I have written about LinkedIn countless times on this blog (4 pages of Lijit results). What bothers me about LinkedIn is that they had a fantastic franchise but they have done little with it in the last two years (similar to MySpace). Yes, they have user growth and are reportedly cash flow positive, but focusing on China and India does nothing but run up the numbers pre-IPO. Bloomberg announced that LinkedIn is now going to focus on acquisitions in the mobile space (via Silicon Alley Insider). This is another ho hum move by the company. Here's why:
- Opportunities in mobile have been obvious for at least five three years yet LinkedIn could not develop the internal expertise and needs to acquire the expertise to pursue opportunities;
- Their cash horde from the last capital raise is unspent so they take the "easy" way out and spend the money on acquisitions before the investors become totally irate
- These acquisitions may create a better customer experience but they do nothing to create a richer user experience (adding blogs and Twitter to LinkedIn profiles does not make a richer user experience)

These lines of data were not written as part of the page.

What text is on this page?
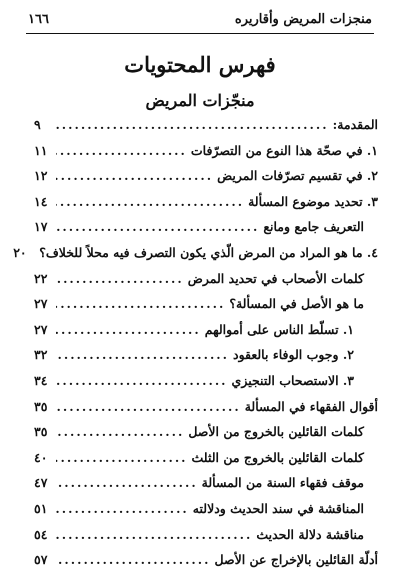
منجزات المريض وأقاريره
١٦٦
فهرس المحتويات
منجّزات المريض
المقدمة:
.....
٩
١. في صحّة هذا النوع من التصرّفات
.....
١١
٢. في تقسيم تصرّفات المريض
.....
١٢
٣. تحديد موضوع المسألة
.....
١٤
التعريف جامع ومانع
.....
١٧
٤. ما هو المراد من المرض الّذي يكون التصرف فيه محلاً للخلاف؟
٢٠
كلمات الأصحاب في تحديد المرض
.....
٢٢
ما هو الأصل في المسألة؟
.....
٢٧
١. تسلّط الناس على أموالهم
.....
٢٧
٢. وجوب الوفاء بالعقود
.....
٣٢
٣. الاستصحاب التنجيزي
.....
٣٤
أقوال الفقهاء في المسألة
.....
٣٥
كلمات القائلين بالخروج من الأصل
.....
٣٥
كلمات القائلين بالخروج من الثلث
.....
٤٠
موقف فقهاء السنة من المسألة
.....
٤٧
المناقشة في سند الحديث ودلالته
.....
٥١
مناقشة دلالة الحديث
.....
٥٤
أدلّة القائلين بالإخراج عن الأصل
.....
٥٧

In fairness the CEO was changed after the capital raise so maybe a new strategy was required, but this new direction will not create much shareholder value or improve the user experience.
Lesons to be learned from LinkedIn:
- Acquisitions rarely work (Cisco would be a notable exception)

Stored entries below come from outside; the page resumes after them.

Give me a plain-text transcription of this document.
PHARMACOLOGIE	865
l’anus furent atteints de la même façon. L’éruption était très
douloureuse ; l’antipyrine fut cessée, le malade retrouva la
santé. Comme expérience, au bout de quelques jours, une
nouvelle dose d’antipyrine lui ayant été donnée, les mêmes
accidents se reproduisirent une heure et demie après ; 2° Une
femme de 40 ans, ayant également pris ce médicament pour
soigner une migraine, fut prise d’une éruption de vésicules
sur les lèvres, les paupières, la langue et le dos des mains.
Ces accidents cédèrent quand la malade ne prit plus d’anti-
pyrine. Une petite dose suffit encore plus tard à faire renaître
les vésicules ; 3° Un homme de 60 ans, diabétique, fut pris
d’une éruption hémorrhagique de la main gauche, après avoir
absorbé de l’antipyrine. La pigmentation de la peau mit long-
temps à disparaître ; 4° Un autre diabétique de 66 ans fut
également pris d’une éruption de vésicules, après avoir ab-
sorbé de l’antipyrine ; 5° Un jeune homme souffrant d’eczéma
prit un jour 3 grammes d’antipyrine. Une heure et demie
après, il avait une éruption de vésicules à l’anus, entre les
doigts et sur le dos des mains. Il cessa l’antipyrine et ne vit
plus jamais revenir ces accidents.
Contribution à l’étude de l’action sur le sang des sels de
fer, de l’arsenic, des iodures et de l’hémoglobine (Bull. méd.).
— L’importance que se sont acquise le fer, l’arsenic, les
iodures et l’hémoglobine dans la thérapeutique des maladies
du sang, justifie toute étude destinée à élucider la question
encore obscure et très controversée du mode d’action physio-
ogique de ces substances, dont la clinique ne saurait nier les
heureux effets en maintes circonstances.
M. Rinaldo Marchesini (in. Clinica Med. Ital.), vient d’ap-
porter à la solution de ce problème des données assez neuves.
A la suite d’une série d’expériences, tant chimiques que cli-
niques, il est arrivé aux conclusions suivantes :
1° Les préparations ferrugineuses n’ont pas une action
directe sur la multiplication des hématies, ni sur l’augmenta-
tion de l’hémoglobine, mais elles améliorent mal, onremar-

- Focus on improving the customer experience when investing new capital
- Recognize that mobile is just a delivery mechanism and it is not a new strategy for growth; focus on the user experience and content and be platform independent
I don't have anything against LinkedIn or the management. I just become incensed when a great franchise is "squandered". It is very difficult to find and develop a great franchise and it should be treated with a care and respect similar to what you hopefully give your children. I have the same feelings about Microsoft abusing their franchise, but I will leave that to a future post or post mortem.